新しい〈東北〉表現を志向する、充実の二作目

 喜多直毅の『ウィンターインアビジョン2』が満を持して発売された。まず目に入るのは、土着的でありつつも異界へと誘うような幻想的な風景。青森出身の小島一郎(1924-1964)による写真は、東北の厳しい風土の中、逞しくも寡黙に暮らす人々の姿を映している。前作と同じ写真家の起用に、自身の音楽のテーマを〈東北〉に据えた喜多の充実と自信の程が伺える。

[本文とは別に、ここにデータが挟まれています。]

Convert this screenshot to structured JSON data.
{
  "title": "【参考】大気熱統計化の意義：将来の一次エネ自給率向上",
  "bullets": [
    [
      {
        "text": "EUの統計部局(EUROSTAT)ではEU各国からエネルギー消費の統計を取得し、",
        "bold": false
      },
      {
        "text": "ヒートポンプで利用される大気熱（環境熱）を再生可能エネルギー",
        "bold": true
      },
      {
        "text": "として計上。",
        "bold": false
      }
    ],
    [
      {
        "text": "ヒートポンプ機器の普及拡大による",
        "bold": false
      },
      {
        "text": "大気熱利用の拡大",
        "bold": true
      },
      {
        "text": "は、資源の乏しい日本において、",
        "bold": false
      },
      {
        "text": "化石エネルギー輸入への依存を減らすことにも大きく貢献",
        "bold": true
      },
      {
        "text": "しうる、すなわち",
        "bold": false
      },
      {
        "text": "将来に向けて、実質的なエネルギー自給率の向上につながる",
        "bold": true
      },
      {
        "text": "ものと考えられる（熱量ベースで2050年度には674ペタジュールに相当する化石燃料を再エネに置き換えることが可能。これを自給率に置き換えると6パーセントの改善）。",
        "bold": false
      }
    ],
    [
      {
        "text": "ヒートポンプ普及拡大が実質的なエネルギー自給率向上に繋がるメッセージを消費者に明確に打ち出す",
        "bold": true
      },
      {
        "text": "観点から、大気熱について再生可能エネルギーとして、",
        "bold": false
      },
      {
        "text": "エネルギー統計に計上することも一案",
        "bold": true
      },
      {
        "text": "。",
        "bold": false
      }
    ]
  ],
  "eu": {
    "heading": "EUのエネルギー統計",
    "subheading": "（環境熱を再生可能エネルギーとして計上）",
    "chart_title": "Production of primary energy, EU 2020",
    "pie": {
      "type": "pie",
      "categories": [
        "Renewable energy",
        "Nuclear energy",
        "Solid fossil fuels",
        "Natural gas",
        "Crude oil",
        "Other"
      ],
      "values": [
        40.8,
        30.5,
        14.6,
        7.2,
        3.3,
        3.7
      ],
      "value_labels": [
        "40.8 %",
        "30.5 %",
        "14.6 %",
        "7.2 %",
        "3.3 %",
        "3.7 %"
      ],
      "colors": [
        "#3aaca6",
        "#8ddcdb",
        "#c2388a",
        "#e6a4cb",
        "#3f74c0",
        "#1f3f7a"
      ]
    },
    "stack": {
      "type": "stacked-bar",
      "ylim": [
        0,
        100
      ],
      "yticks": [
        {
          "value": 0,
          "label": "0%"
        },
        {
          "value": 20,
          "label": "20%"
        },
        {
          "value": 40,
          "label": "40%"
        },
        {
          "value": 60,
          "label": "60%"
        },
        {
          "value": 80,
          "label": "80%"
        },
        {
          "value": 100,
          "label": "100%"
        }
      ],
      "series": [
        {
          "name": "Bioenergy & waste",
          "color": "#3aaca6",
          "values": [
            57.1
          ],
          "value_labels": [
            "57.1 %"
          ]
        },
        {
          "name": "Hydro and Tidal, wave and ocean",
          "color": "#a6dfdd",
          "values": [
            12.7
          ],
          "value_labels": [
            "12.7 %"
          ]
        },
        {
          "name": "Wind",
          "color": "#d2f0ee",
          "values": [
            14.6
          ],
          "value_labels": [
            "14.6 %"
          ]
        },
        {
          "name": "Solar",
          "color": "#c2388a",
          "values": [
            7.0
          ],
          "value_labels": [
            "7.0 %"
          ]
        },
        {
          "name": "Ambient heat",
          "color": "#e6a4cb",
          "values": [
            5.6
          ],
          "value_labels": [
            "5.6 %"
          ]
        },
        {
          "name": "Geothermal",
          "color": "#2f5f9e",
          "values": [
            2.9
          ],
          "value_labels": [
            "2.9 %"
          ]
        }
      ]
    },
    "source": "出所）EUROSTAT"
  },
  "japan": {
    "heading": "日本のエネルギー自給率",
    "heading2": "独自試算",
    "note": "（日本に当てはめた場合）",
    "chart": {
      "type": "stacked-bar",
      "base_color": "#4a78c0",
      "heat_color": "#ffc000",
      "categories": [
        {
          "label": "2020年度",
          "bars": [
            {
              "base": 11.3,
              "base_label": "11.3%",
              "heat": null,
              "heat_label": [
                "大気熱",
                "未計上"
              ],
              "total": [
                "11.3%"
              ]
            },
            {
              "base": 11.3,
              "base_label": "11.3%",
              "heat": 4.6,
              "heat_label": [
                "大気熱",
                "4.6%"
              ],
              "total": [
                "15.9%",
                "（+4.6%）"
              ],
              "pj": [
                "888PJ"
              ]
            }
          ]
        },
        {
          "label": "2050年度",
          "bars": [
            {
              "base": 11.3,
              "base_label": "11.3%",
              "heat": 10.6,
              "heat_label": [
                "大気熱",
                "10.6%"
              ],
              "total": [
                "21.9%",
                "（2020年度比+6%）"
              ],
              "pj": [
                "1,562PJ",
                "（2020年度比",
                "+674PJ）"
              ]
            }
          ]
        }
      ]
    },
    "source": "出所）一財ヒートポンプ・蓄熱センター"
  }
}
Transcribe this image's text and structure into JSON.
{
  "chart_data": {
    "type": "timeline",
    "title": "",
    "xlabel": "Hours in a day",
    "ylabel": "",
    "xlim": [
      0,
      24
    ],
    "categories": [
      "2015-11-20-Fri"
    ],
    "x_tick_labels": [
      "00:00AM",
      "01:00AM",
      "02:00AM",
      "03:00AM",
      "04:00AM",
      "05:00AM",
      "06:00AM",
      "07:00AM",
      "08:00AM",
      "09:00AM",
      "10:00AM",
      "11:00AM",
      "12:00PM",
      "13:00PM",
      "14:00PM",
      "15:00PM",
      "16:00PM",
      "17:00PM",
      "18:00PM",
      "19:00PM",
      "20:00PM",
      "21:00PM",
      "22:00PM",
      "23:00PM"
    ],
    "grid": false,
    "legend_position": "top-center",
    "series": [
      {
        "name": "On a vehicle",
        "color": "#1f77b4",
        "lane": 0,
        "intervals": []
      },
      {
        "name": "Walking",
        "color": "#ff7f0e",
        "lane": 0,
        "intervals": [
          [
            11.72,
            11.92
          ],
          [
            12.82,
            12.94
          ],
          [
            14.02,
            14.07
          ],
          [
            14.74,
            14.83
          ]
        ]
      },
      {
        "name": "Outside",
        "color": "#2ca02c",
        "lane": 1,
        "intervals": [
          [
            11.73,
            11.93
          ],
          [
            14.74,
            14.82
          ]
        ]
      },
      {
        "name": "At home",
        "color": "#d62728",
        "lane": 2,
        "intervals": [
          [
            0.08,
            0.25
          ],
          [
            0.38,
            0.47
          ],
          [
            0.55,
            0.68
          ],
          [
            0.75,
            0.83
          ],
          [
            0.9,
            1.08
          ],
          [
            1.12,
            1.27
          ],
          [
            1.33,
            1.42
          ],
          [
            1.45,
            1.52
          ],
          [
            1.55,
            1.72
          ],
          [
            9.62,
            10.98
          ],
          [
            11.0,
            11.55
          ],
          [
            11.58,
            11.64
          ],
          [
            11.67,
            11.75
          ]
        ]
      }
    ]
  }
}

喜多直毅 『WINTER IN A VISION 2』 SONG X JAZZ(2017)

 喜多は、イギリスで作編曲を三年学んだあと、ピアソラの五重奏団のヴァイオリニスト、フェルナンド・スアレス・パスにタンゴ奏法を師事。確かに基本的な奏法、音色、センティード(スペイン語でノリという意)はアルゼンチンタンゴに基づく。ただ定型の踏襲に満足することはなかった。この音楽の使い手でもあり、多ジャンルに造詣の深い齋藤徹や黒田京子、個性的な実力者たちに囲まれ、自身の音楽性と創造性を育くんだことも大きいのだろう。オリジナル曲でタンゴの可能性を開拓しつつ、ヨーロッパや南米で演奏、共演を重ね、即興でも強烈な邂逅を重ねた(例えばフレドリック・ブロンディとのCD 『Spirals are dancing alone』参照)。豊富な経験から、今作にも見られる緊張度の高い沈黙、そして強烈な感情表現の制御法、双方を血肉化してきた――。

 さて、テーマである日本の異土としての 〈東北〉だが、友川カズキや三上寛らのフォーク、石川啄木、寺山修司らの文学、そして土方巽の舞踏、これらから強い霊感を受けたそうだ。 筆者は昔、辺鄙な土地より生まれた土着的なはずものがある普遍性を獲得する過程を、スコットランドにて劈くように叫ぶ友川の演奏が聴衆に感銘を与える様子から確認したことがある。自身が岩手出身の喜多もまた、血肉化してきた沈黙と感情の制御法を用いて、自分の中の〈東北〉に挑むことで、その音楽に新しい普遍性を吹き込もうとしている。

 ティアラこうとう小ホールで録音された本作、音像は研ぎ澄まされている。さらに前作において控えめだった喜多のヴァイオリンが阿吽のアンサンブルの前面で、より自由に鳴り響く。沈黙の深さと感情の昂りの表現が冴える、ドラマティックな作品を存分に堪能して欲しい。